REPUBLIKA.CO.ID, BAGHDAD -- Perdana Menteri Irak Haider al-Abadi mengatakan tidak akan menerapkan seluruh sanksi Amerika Serikat (AS) terhadap Iran. Hal itu disampaikannya ketika memimpin pertemuan kabinet pada Senin (13/8).
Abadi mengisyaratkan negaranya akan tetap melakukan hubungan dagang dengan Iran. Namun semua transaksi perdagangan diupayakan tak menggunakan dolar AS. Hal ini sejalan dengan sanksi yang dijatuhkan AS terhadap Teheran.
"Kami tidak akan melakukan transaksi yang didominasi dolar (dengan Iran), tetapi kami tidak akan sepenuhnya berkomitmen untuk sanksi AS," ujar Abadi, dikutip laman Anadolu Agency.
Keputusan Abadi untuk tetap menjalin hubungan dagang dengan Iran terbilang cukup berani. Sebab Presiden AS Donald Trump telah mengancam, siapa pun yang masih berbisnis dengan Iran, tidak akan berbisnis dengan AS.
Baca juga: Irak: Sanksi Iran Kesalahan Strategis AS
Pekan lalu lalu, AS kembali memberlakukan sanksi ekonomi tahap pertama terhadap Iran. Sanksi tersebut dimaksudkan untuk menghalangi perolehan mata uang AS oleh Teheran dan transaksi bank dalam mata uang Iran, melarang perdagangan logam mulia, serta menyasar industri otomotif.

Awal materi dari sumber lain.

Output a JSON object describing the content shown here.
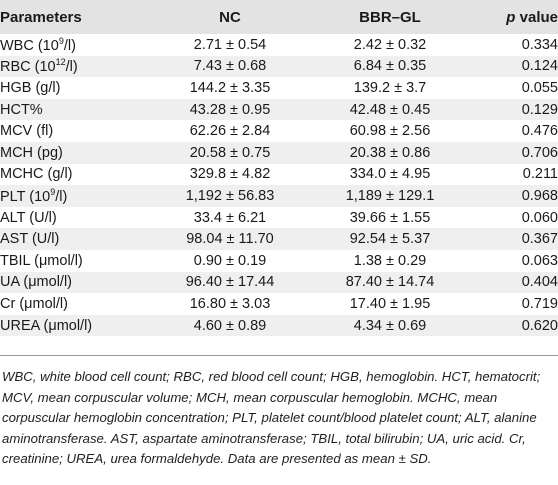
{
  "table": {
    "headers": {
      "parameters": "Parameters",
      "nc": "NC",
      "bbr_gl": "BBR–GL",
      "p_italic": "p",
      "p_rest": " value"
    },
    "rows": [
      {
        "param_base": "WBC (10",
        "param_sup": "9",
        "param_tail": "/l)",
        "nc": "2.71 ± 0.54",
        "bbr": "2.42 ± 0.32",
        "p": "0.334"
      },
      {
        "param_base": "RBC (10",
        "param_sup": "12",
        "param_tail": "/l)",
        "nc": "7.43 ± 0.68",
        "bbr": "6.84 ± 0.35",
        "p": "0.124"
      },
      {
        "param_base": "HGB (g/l)",
        "param_sup": "",
        "param_tail": "",
        "nc": "144.2 ± 3.35",
        "bbr": "139.2 ± 3.7",
        "p": "0.055"
      },
      {
        "param_base": "HCT%",
        "param_sup": "",
        "param_tail": "",
        "nc": "43.28 ± 0.95",
        "bbr": "42.48 ± 0.45",
        "p": "0.129"
      },
      {
        "param_base": "MCV (fl)",
        "param_sup": "",
        "param_tail": "",
        "nc": "62.26 ± 2.84",
        "bbr": "60.98 ± 2.56",
        "p": "0.476"
      },
      {
        "param_base": "MCH (pg)",
        "param_sup": "",
        "param_tail": "",
        "nc": "20.58 ± 0.75",
        "bbr": "20.38 ± 0.86",
        "p": "0.706"
      },
      {
        "param_base": "MCHC (g/l)",
        "param_sup": "",
        "param_tail": "",
        "nc": "329.8 ± 4.82",
        "bbr": "334.0 ± 4.95",
        "p": "0.211"
      },
      {
        "param_base": "PLT (10",
        "param_sup": "9",
        "param_tail": "/l)",
        "nc": "1,192 ± 56.83",
        "bbr": "1,189 ± 129.1",
        "p": "0.968"
      },
      {
        "param_base": "ALT (U/l)",
        "param_sup": "",
        "param_tail": "",
        "nc": "33.4 ± 6.21",
        "bbr": "39.66 ± 1.55",
        "p": "0.060"
      },
      {
        "param_base": "AST (U/l)",
        "param_sup": "",
        "param_tail": "",
        "nc": "98.04 ± 11.70",
        "bbr": "92.54 ± 5.37",
        "p": "0.367"
      },
      {
        "param_base": "TBIL (μmol/l)",
        "param_sup": "",
        "param_tail": "",
        "nc": "0.90 ± 0.19",
        "bbr": "1.38 ± 0.29",
        "p": "0.063"
      },
      {
        "param_base": "UA (μmol/l)",
        "param_sup": "",
        "param_tail": "",
        "nc": "96.40 ± 17.44",
        "bbr": "87.40 ± 14.74",
        "p": "0.404"
      },
      {
        "param_base": "Cr (μmol/l)",
        "param_sup": "",
        "param_tail": "",
        "nc": "16.80 ± 3.03",
        "bbr": "17.40 ± 1.95",
        "p": "0.719"
      },
      {
        "param_base": "UREA (μmol/l)",
        "param_sup": "",
        "param_tail": "",
        "nc": "4.60 ± 0.89",
        "bbr": "4.34 ± 0.69",
        "p": "0.620"
      }
    ]
  },
  "footnote": "WBC, white blood cell count; RBC, red blood cell count; HGB, hemoglobin. HCT, hematocrit; MCV, mean corpuscular volume; MCH, mean corpuscular hemoglobin. MCHC, mean corpuscular hemoglobin concentration; PLT, platelet count/blood platelet count; ALT, alanine aminotransferase. AST, aspartate aminotransferase; TBIL, total bilirubin; UA, uric acid. Cr, creatinine; UREA, urea formaldehyde. Data are presented as mean ± SD.",
  "colors": {
    "header_bg": "#e3e3e3",
    "stripe_bg": "#efefef",
    "text": "#1a1a1a"
  }
}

Sanksi tersebut diterapkan setelah Iran menolak keinginan AS untuk merevisi kesepakatan nuklir yang tercapai pada Oktober 2015, yang dikenal dengan istilah Joint Comprehensive Plan of Action (JCPOA). Trump berulang kali menyatakan ketidakpuasannya terhadap JCPOA.
Ia menilai JCPOA adalah kesepakatan yang cacat. Sebab dalam JCPOA tak diatur tentang program rudal balistik Iran, kegiatan nuklirnya selepas 2025, dan perannya dalam konflik Yaman serta Suriah. Akhirnya pada Mei lalu, Trump menarik AS dari kesepakatan tersebut.
AS akan menggandakan sanksi ekonominya terhadap Iran pada November. Sanksi selanjutnya akan menargetkan sektor energi, terutama ekspor minyak Iran ke pasar global.